From Brazil

with Vincent Bevins and guests


Vincent Bevins é colaborador do jornal britânico 'Financial Times' e correspondente no Brasil do 'Los Angeles Times'. Escrito em inglês, blog aborda principais acontecimentos do Brasil sob o olhar de um estrangeiro.



Brazil’s economy and election, summarized quickly

Por Vincent Bevins


I’ve left the bitterness of São Paulo on a brief vacation outside of Brazil, but I wanted to share insights into the country’s current situation from two excellent commentators that generally hold the “pro-market” viewpoint.

The first is from Tony Volpon of Nomura Securities:

Structurally, the end of the commodity boom can now be dated to 2011, one year into [Dilma’s] first term, as Brazil’s terms of trade began to deteriorate and the country began to see a marked economic deterioration.

Though the opposition, often with reason, blames Rousseff’s policies for economic underperformance, these policies were, however inadequate, genuine attempts to respond to a much less supportive external environment.

Unfortunately, it is unlikely that the external factors are going to be better over the next four years; it seems that the years in which all Brazilians could improve their lot in life are over, for now. Choices will have to be made and priorities will have to be set.

President Rousseff will now have to look beyond the class struggle rhetoric of her campaign and show whether she can regain the trust of the south and southeast of the country that voted for the opposition by a 2:1 margin, and is responsible for around 70% or more of the country’s GDP. Without their support there is little chance that Brazil will see investment rates – which at a paltry 17% of GDP are the lowest of any of the major emerging market economies – rise.

For me, three eminently reasonable things stand out here that are intentionally excluded from the hyperbolic partisan rhetoric dominating the country on both sides right now. First, just as the economy under Lula was boosted hugely by the Chinese-led commodities boom, the end of the boom explains most of the economic problems since 2011. Dilma’s very real “interventionist” errors are only one part of this.

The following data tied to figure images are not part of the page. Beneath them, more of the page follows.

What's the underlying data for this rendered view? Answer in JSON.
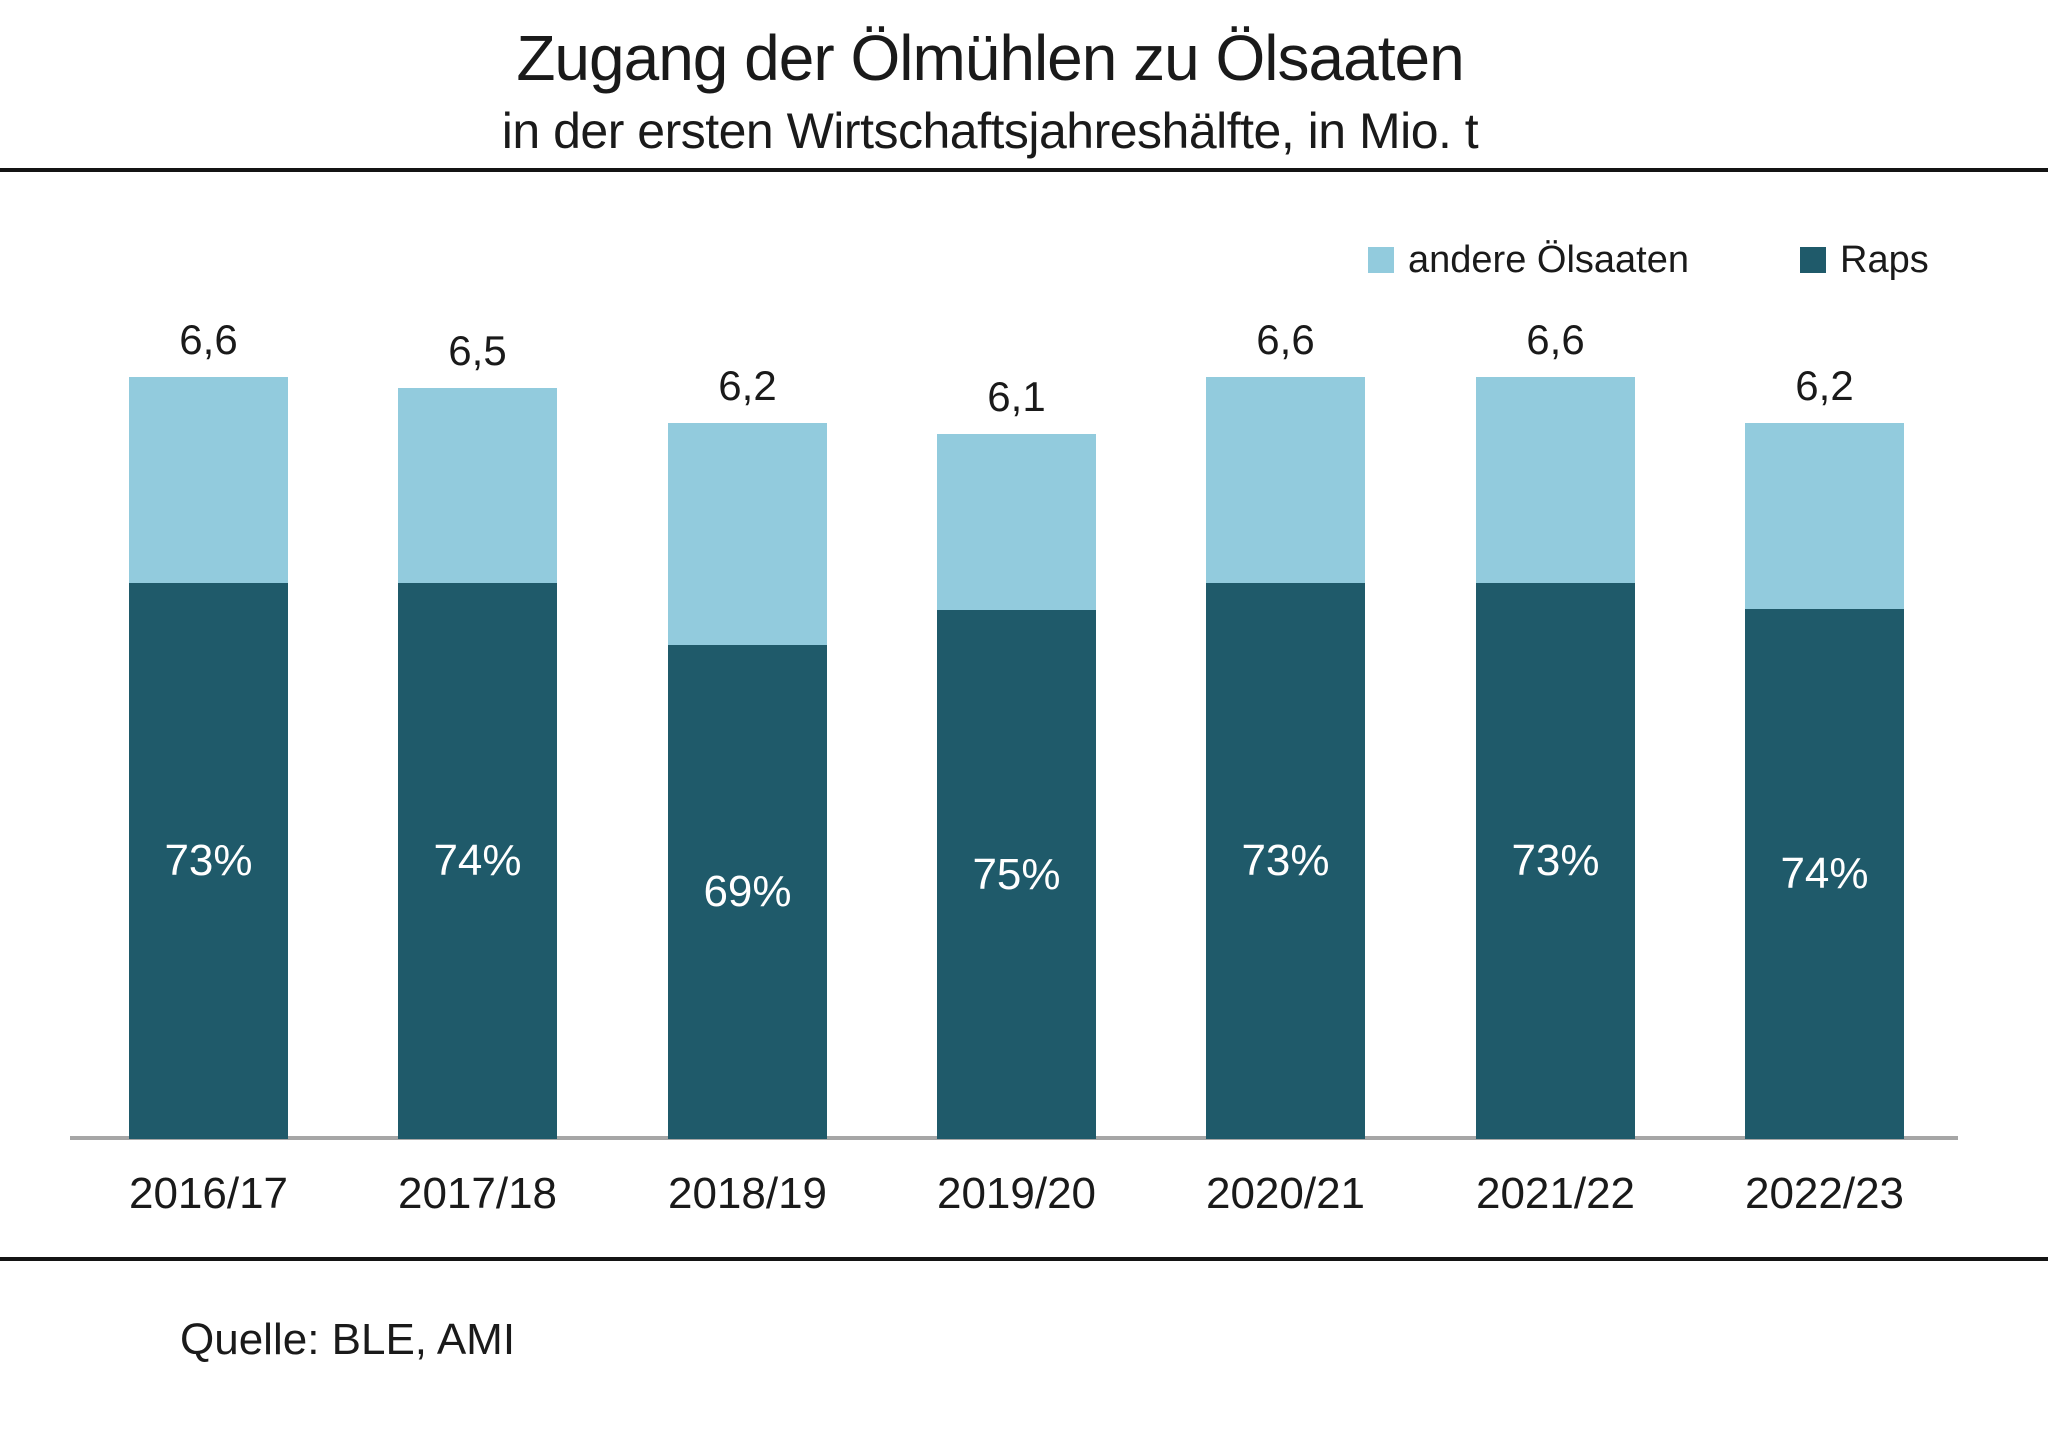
{
  "title": "Zugang der Ölmühlen zu Ölsaaten",
  "subtitle": "in der ersten Wirtschaftsjahreshälfte, in Mio. t",
  "source": "Quelle: BLE, AMI",
  "legend": [
    {
      "label": "andere Ölsaaten",
      "color": "#92CBDD"
    },
    {
      "label": "Raps",
      "color": "#1F5A6A"
    }
  ],
  "colors": {
    "raps": "#1F5A6A",
    "andere_oelsaaten": "#92CBDD",
    "axis_line": "#A6A6A6",
    "divider": "#141414",
    "label_text": "#1A1A1A",
    "pct_label_text": "#FFFFFF"
  },
  "chart_data": {
    "type": "bar",
    "stacked": true,
    "title": "Zugang der Ölmühlen zu Ölsaaten",
    "subtitle": "in der ersten Wirtschaftsjahreshälfte, in Mio. t",
    "unit": "Mio. t",
    "categories": [
      "2016/17",
      "2017/18",
      "2018/19",
      "2019/20",
      "2020/21",
      "2021/22",
      "2022/23"
    ],
    "totals": [
      6.6,
      6.5,
      6.2,
      6.1,
      6.6,
      6.6,
      6.2
    ],
    "total_labels": [
      "6,6",
      "6,5",
      "6,2",
      "6,1",
      "6,6",
      "6,6",
      "6,2"
    ],
    "series": [
      {
        "name": "Raps",
        "color": "#1F5A6A",
        "share_pct": [
          73,
          74,
          69,
          75,
          73,
          73,
          74
        ],
        "share_labels": [
          "73%",
          "74%",
          "69%",
          "75%",
          "73%",
          "73%",
          "74%"
        ]
      },
      {
        "name": "andere Ölsaaten",
        "color": "#92CBDD",
        "share_pct": [
          27,
          26,
          31,
          25,
          27,
          27,
          26
        ]
      }
    ],
    "legend_position": "top-right",
    "grid": false,
    "y_axis_visible": false,
    "value_labels": "totals above bars, Raps share (%) inside dark segment"
  }
}
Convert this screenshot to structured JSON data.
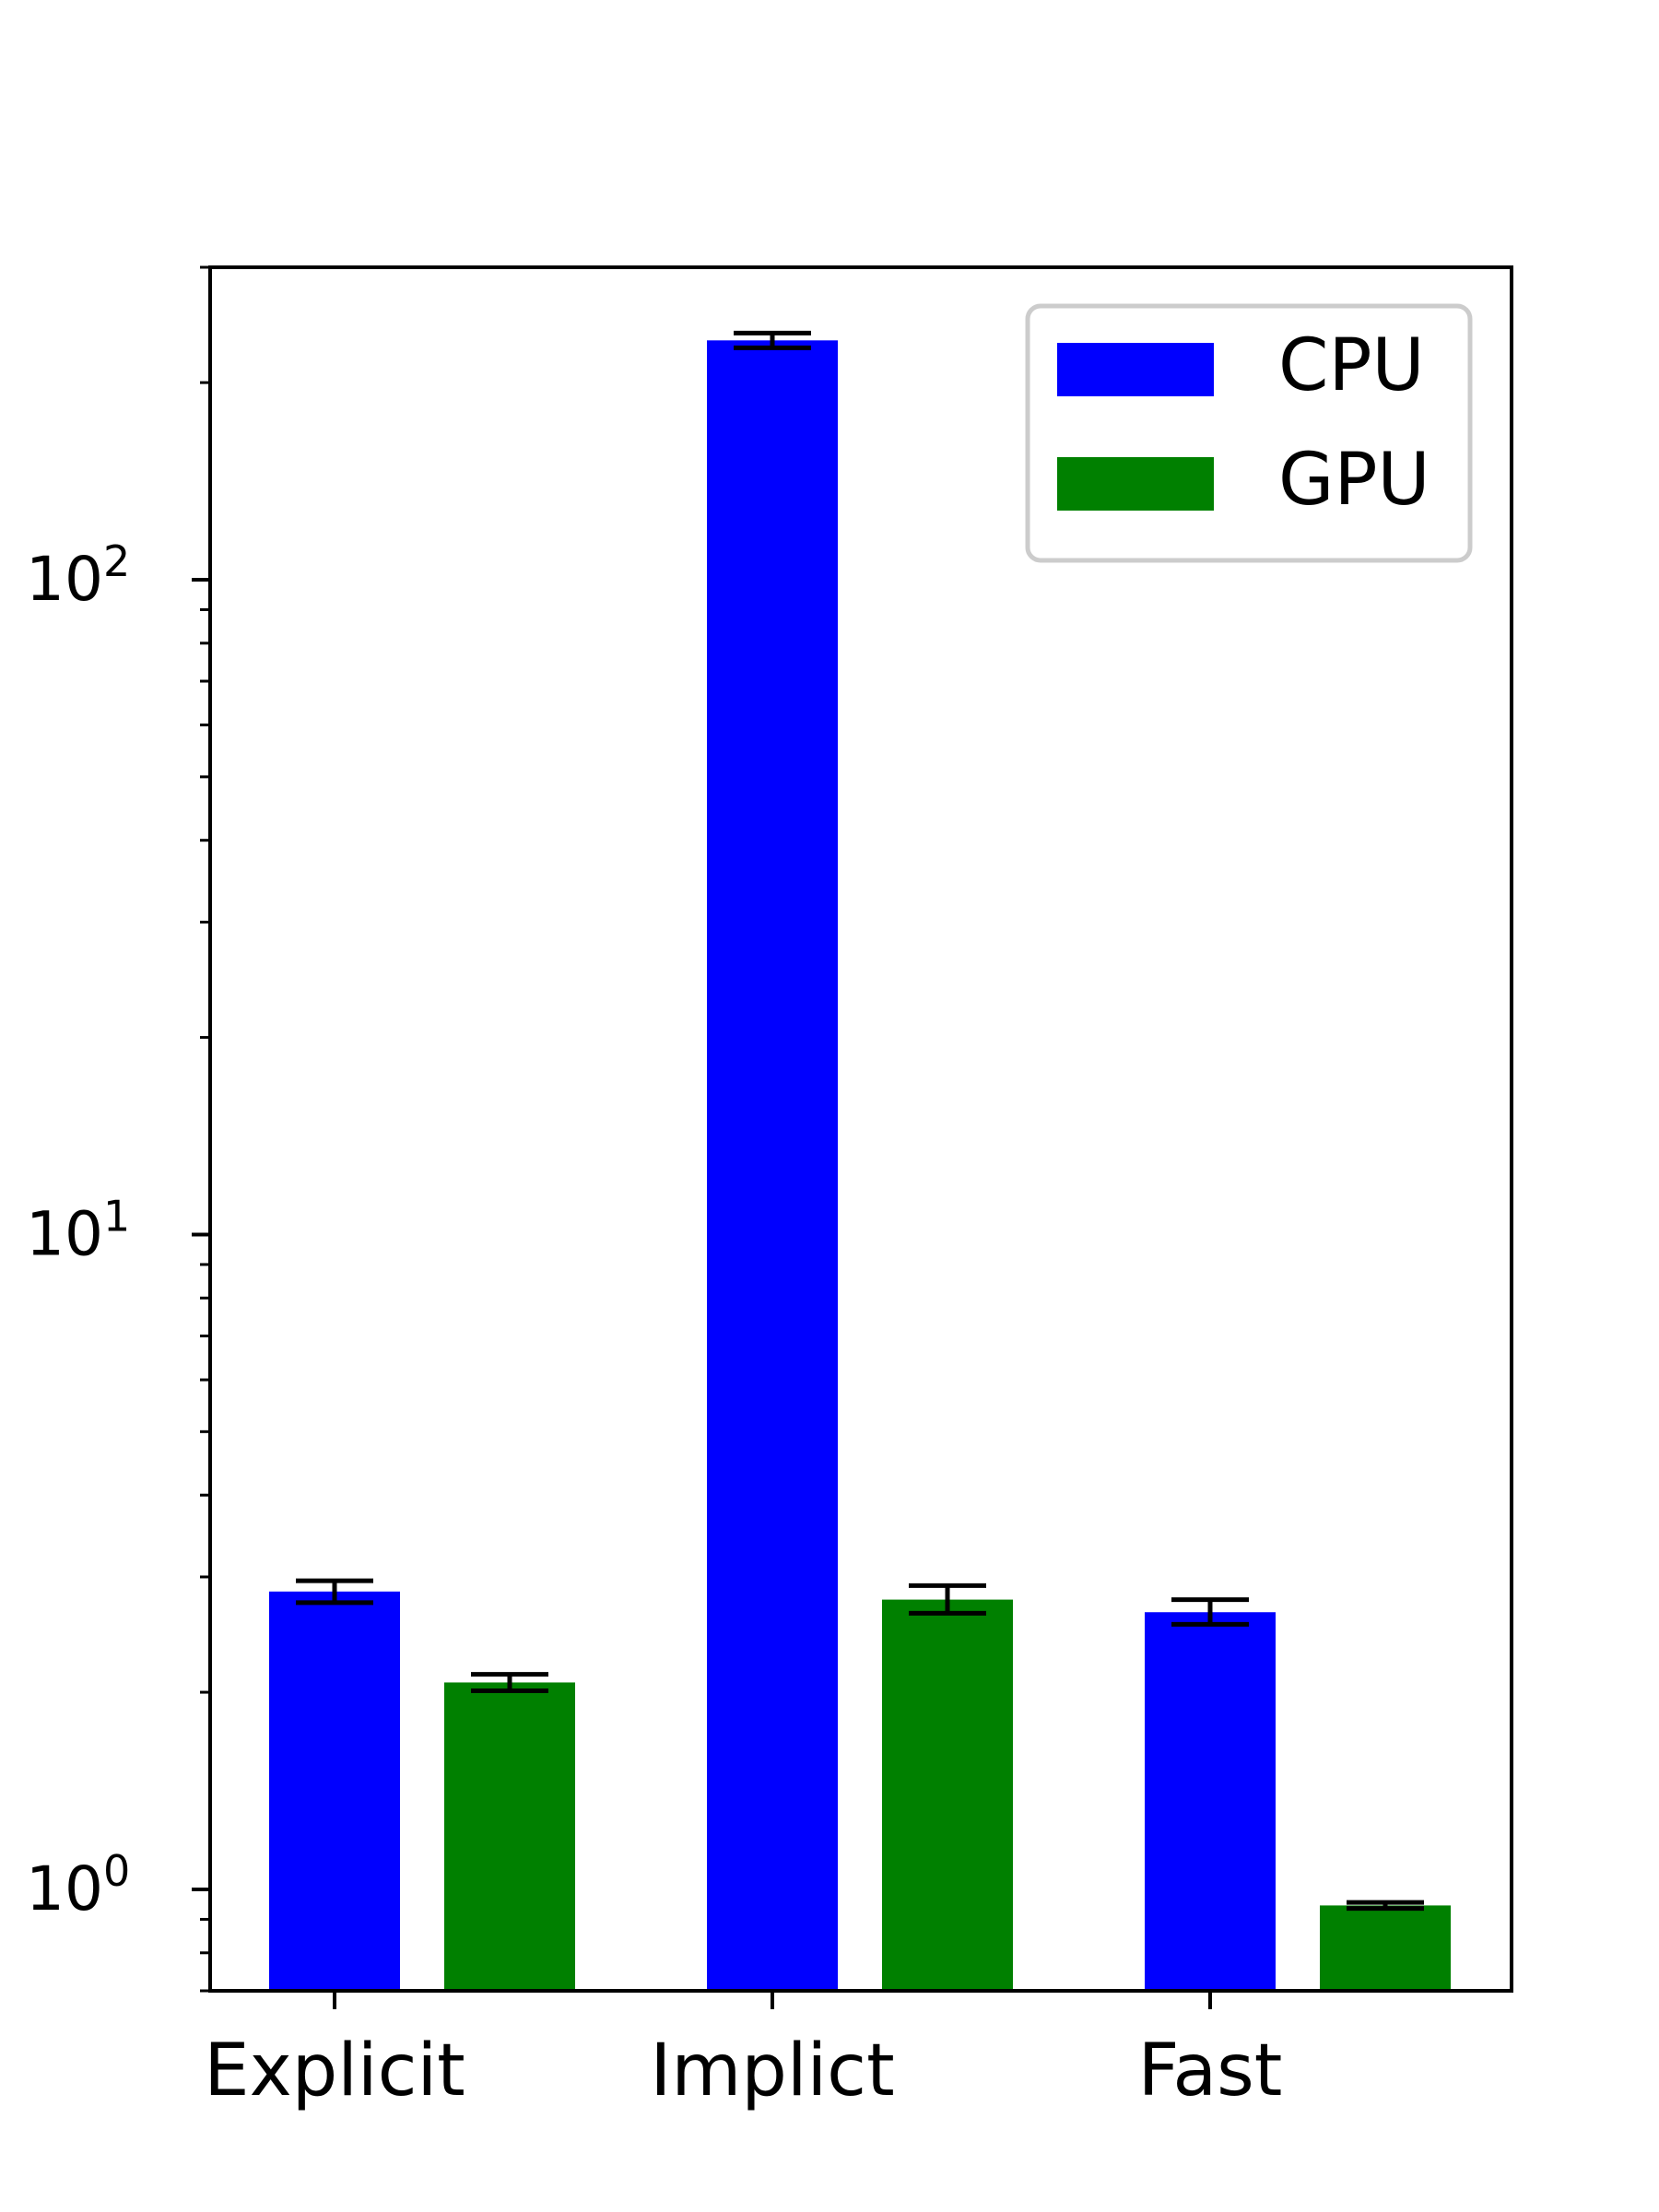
{
  "chart_data": {
    "type": "bar",
    "categories": [
      "Explicit",
      "Implict",
      "Fast"
    ],
    "series": [
      {
        "name": "CPU",
        "color": "#0000ff",
        "values": [
          2.85,
          232,
          2.65
        ],
        "err_low": [
          2.74,
          226,
          2.54
        ],
        "err_high": [
          2.96,
          238,
          2.77
        ]
      },
      {
        "name": "GPU",
        "color": "#008000",
        "values": [
          2.07,
          2.77,
          0.945
        ],
        "err_low": [
          2.01,
          2.64,
          0.935
        ],
        "err_high": [
          2.13,
          2.91,
          0.955
        ]
      }
    ],
    "yscale": "log",
    "ylim": [
      0.7,
      300
    ],
    "ytick_labels": [
      {
        "value": 1,
        "base": "10",
        "exp": "0"
      },
      {
        "value": 10,
        "base": "10",
        "exp": "1"
      },
      {
        "value": 100,
        "base": "10",
        "exp": "2"
      }
    ],
    "title": "",
    "xlabel": "",
    "ylabel": "",
    "legend_position": "top-right",
    "grid": false
  }
}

Secondly, Dilma wanted and wants conventional economic success. Measures taken since 2011 very often misfired, but to paint her administration as dangerously radical or anti-growth is just campaign rhetoric or noise from the radical fringe.

Third, whether Dilma voters like it or not, we need the confidence and participation of international capital as well as local investors to make this economy grow again. If the PT actually had some kind of a plan to fully nationalize Petrobras, create socialist firms, or massively expand public investment, we might take that plan seriously. They most certainly do not. So despite the excitement on the left at Dilma’s guerrilla campaign themes, the short-term hard truth is that investors must be placated, and soon.

The second comment comes from Helen Joyce, International Editor at The Economist, who served as Brazil Correspondent until the end of 2013.

I am absolutely sure Aecio’s economic platform was better – for all Brazilians. But when I see the prejudiced comments about stupid or lazy nordestinos sucking the state dry, I understand why so many didn’t turn to him.

Do these people have no idea that (a) a democratic government must seek to govern for all, and (b) that it’s corporate welfare and the vast privileges of Brazil’s elite that are sucking the country dry, not the very modest handouts for the poor??”

The Bolsa Familia program is only 0.5% of Brazil’s GDP. And the election was not only about policy, but ended up being about cultural, class and regional battles.

So, in the short term, our pressing problem is economic. But the long-term problem is much bigger, and it is social.

Photo above is of street vendors outside a new mall in Minas Gerais. All links inserted by me.